Last night one of our network attached storage devices experienced an error and didn’t fail over properly.  The effect was such that we had to close the tree as Tinderbox wasn’t getting proper data for updates, and we couldn’t tell what was happening with our builds. While we were able to restore that functionality, there is a high chance that any of our VMs attached to this storage device may experience further problems.
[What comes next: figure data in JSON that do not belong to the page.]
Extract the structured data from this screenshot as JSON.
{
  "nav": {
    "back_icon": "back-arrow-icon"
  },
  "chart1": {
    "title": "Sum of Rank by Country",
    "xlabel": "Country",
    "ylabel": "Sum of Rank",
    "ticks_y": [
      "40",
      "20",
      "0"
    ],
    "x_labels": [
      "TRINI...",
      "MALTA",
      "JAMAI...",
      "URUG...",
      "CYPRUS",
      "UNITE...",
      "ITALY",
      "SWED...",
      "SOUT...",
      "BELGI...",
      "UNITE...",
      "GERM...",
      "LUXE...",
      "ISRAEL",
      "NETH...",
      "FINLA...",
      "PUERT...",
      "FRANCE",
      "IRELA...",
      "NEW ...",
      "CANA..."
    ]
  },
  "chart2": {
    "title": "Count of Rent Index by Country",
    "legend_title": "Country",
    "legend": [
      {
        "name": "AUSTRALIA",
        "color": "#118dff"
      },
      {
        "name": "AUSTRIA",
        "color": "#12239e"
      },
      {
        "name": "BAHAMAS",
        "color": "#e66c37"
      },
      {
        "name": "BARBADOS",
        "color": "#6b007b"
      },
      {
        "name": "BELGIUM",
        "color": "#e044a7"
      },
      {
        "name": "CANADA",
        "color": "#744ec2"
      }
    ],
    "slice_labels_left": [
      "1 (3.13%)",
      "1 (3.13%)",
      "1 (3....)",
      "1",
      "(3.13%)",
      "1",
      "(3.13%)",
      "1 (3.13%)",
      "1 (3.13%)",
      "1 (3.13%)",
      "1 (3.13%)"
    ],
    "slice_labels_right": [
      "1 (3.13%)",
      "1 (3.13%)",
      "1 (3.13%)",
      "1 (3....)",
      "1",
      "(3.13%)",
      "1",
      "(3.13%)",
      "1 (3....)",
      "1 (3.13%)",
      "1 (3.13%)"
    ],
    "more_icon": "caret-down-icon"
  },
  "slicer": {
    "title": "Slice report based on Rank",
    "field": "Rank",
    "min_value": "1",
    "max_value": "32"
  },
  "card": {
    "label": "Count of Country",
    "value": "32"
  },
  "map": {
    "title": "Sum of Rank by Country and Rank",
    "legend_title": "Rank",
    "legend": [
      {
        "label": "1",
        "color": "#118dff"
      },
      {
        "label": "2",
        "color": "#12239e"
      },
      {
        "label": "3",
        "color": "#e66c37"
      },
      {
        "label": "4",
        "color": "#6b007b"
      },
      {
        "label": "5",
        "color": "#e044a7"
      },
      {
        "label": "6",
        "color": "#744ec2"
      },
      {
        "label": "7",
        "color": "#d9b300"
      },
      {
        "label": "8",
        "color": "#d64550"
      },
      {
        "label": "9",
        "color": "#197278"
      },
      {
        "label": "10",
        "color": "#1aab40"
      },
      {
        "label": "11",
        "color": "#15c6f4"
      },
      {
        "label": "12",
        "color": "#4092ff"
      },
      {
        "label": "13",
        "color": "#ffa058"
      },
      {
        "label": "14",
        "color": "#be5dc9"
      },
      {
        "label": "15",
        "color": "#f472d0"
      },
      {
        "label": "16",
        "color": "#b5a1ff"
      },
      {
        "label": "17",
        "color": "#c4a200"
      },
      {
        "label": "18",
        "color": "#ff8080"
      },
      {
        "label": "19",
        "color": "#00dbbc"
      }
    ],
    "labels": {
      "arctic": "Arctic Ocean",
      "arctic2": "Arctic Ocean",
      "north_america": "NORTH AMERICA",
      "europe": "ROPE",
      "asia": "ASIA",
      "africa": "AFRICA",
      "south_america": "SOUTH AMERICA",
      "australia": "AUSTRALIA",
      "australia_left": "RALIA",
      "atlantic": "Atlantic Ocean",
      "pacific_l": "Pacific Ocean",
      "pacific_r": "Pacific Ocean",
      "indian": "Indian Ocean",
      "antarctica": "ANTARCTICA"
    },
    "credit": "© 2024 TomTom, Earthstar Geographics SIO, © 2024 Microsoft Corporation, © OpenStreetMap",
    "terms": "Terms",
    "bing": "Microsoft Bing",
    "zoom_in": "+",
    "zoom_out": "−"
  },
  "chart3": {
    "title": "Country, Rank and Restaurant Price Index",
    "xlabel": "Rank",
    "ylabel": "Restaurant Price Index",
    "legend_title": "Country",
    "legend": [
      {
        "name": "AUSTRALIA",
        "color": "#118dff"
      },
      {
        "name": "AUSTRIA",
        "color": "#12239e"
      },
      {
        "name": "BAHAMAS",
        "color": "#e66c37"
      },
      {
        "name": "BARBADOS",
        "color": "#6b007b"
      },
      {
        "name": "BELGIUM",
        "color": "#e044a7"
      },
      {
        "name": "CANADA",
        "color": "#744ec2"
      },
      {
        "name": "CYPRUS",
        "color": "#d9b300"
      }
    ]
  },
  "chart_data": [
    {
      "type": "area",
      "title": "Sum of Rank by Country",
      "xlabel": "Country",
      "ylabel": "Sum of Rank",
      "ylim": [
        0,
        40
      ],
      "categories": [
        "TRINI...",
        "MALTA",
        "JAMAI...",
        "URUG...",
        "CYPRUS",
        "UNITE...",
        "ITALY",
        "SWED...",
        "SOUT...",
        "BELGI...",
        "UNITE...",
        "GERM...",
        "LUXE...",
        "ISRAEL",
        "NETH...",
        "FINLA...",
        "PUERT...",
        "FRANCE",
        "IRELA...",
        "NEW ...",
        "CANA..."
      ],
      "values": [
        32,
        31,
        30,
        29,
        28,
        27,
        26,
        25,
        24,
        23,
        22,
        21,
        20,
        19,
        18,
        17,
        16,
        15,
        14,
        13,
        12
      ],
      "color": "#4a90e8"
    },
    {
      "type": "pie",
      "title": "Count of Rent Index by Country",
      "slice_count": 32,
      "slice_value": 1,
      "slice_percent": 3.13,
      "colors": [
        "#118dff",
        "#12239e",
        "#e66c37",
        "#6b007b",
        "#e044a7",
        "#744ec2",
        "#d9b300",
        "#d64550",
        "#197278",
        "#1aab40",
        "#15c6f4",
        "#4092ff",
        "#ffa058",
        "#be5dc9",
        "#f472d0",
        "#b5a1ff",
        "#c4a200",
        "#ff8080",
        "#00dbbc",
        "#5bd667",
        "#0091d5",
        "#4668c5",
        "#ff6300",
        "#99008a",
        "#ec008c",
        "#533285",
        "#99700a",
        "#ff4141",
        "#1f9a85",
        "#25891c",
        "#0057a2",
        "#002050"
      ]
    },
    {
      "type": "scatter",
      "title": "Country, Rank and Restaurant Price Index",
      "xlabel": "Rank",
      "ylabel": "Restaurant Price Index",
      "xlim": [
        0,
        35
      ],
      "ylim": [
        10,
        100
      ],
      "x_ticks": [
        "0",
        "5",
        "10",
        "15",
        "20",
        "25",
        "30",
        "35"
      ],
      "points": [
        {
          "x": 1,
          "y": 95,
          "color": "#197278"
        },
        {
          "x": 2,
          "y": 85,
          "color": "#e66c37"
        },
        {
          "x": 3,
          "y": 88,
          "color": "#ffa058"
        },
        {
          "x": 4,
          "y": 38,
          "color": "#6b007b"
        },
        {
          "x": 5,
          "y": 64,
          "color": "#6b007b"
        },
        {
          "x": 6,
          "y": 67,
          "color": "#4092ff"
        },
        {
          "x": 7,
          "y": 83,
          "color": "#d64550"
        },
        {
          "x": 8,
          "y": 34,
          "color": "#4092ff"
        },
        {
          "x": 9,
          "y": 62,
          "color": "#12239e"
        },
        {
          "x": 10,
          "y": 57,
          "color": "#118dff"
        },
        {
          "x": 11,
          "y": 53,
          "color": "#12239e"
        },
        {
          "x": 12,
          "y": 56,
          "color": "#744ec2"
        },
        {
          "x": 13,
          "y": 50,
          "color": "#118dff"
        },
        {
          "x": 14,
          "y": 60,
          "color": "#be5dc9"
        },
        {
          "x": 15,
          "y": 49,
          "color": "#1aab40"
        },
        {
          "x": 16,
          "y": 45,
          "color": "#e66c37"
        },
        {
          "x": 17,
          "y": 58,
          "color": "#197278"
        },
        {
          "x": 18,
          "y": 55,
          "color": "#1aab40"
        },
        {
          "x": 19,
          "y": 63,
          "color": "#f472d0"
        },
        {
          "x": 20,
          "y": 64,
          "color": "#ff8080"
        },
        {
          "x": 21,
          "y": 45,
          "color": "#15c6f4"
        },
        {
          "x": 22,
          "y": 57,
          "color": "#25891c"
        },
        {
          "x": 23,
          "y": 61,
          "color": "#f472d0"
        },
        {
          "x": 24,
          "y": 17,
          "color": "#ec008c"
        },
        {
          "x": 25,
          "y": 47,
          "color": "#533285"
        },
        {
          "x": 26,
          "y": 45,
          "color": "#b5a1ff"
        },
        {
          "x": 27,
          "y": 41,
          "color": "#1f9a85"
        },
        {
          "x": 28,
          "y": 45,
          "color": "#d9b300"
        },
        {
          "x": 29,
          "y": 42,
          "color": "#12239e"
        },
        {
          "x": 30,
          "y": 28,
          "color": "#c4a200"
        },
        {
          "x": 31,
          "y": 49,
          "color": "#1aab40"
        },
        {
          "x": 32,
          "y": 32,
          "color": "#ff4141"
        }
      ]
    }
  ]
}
To fix this, we’ll need to pause all of our VM systems (most notably build machines & unit test machines, but also litmus and some others) for a few hours. The affected systems would be:

fxdbug-win32-tbox
fx-win32-1.9-slave2
moz2-linux-slave1
patrocles
fx-linux-1.9-slave09
try-master
try-unit-linux-01
xr-linux-tbox
egg
fxdbug-linux-tbox
fx-linux-1.9-slave2
moz2-linux64-slave01
l10n-linux-tbox
prometheus-vm
tb-linux-tbox
try1-win32-slave
try-unit-linux-02
bm-l10n-win2k3-01
dm-bugs-test-app01
dm-graphs-stage01
dm-litmus02
dm-mailman01
fx-win32-1.9-slave08
fx-win32-1.9-slave09
moz2-linux-slave04
moz2-win32-slave04
pm-app01
sand
sm-summit01
moz2-linux-slave09
moz2-linux-slave10
moz2-linux-slave11
moz2-linux-slave12
moz2-win32-slave09
moz2-win32-slave10
moz2-win32-slave11
moz2-win32-slave12
moz2-win32-slave13
test-linslave
test-mgmt
moz2-linux-experimental1
moz2-linux-slave01
moz2-linux-slave13
moz2-linux-slave14
moz2-linux-slave15
moz2-linux-slave16
moz2-win32-slave14
moz2-win32-slave15
moz2-win32-slave16
moz2-win32-slave17
moz2-win32-slave18
try-unit-win32-01
test-winslave
try-linux-slave03
try-win32-slave03
bm-buildgraph01
bm-symbolfetch01
dm-ausstage01
dm-chat01
geodns01.sj
dm-graphs01
dm-webtools01
im-bes01
mrapp-intranet01
mrapp-stage01
pm-ns03
production-1.9-master
qm-evtest01
tm-amo01-webdev01

After discussing this with the sheriff, product leads and release engineering team, we’ve decided it would be best to do this as soon as possible. We’ll be locking the tree to all checkins at 5:00pm PST tonight to start the maintenance window, and we’ll unlock it once the machines have come back up and gone green for a cycle. Vlad will try to shepherd the remaining patches for beta 2 blockers that are in the checkin queue before 5pm, but at that time we’ll stop all work and pick it up tomorrow morning.

Let us know if there are any objections as soon as possible.